Let $y,\,z:[0,1]\rightarrow \mathbb{R}$ be integrable functions.
$y\left(p\right)$ is weakly increasing and positive ($0 < y\left(p\right)\leq y\left(p'\right)$ for $0 \leq p\leq p'$).
Assuming that for any $0<p\leq1$, $$ \int_0^p z\left(p'\right) dp'\geq 0 $$
is it true that for any $0<p\leq1$
$$ \int_0^p \frac{z\left(p'\right)}{y\left(p'\right)} dp'\geq 0 $$
?
I'm pretty sure it is true, but the proof is sneaky.
Thanks!
If $y(p')$ is right-continuous I think you can do this readily via Lebesgue-Stieltjes integration, if you are familiar with that.
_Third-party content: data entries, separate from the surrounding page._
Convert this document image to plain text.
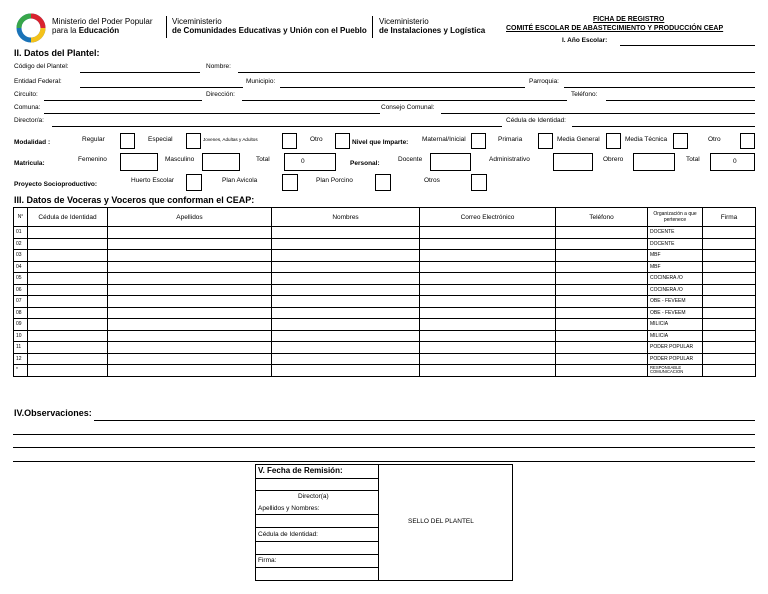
Ministerio del Poder Popular
para la Educación
Viceministerio
de Comunidades Educativas y Unión con el Pueblo
Viceministerio
de Instalaciones y Logística
FICHA DE REGISTRO
COMITÉ ESCOLAR DE ABASTECIMIENTO Y PRODUCCIÓN CEAP
I. Año Escolar:
II. Datos del Plantel:
Código del Plantel:	Nombre:
Entidad Federal:	Municipio:	Parroquia:
Circuito:	Dirección:	Teléfono:
Comuna:	Consejo Comunal:
Director/a:	Cédula de Identidad:
Modalidad :	Regular	Especial	Jovenes, Adultas y Adultos	Otro	Nivel que Imparte: Maternal/Inicial	Primaria	Media General	Media Técnica	Otro
Matricula:
Femenino	Masculino	Total	0	Personal:
Docente	Administrativo	Obrero	Total	0
Proyecto Socioproductivo:
Huerto Escolar	Plan Avicola	Plan Porcino	Otros
III. Datos de Voceras y Voceros que conforman el CEAP:
N°	Cédula de Identidad	Apellidos	Nombres	Correo Electrónico	Teléfono	Organización a que pertenece	Firma
01						DOCENTE	
02						DOCENTE	
03						MBF	
04						MBF	
05						COCINERA /O	
06						COCINERA /O	
07						OBE - FEVEEM	
08						OBE - FEVEEM	
09						MILICIA	
10						MILICIA	
11						PODER POPULAR	
12						PODER POPULAR	
*						RESPONSABLE COMUNICACION	
IV.Observaciones:
V. Fecha de Remisión:
Director(a)
Apellidos y Nombres:
Cédula de Identidad:
Firma:
SELLO DEL PLANTEL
Let $F(p) = \int_0^p z(p')dp'$. Then if $dh(p')$ denotes the Lebesgue-Stieltjes measure associated with the monotone decreasing function $h(p') = {1 \over y(p')}$ you can integrate by parts to say that $$\int_0^p {z(p') \over y(p')}dp' = {F(p) \over y(p)} - \int_0^p F(p') dh(p')$$ Since $y(p')$ is increasing, ${1 \over y(p')}$ is decreasing, so the integral of the nonnegative function $F(p')$ with respect to $dh(p')$ will give a nonpositive result. Thus the right hand side here is the sum of two nonnegative terms and gives a nonnegative result.
Even if $y(p')$ is not right-continuous, you can change the function at its jumps to make it right-continuous, and then the above should once again apply.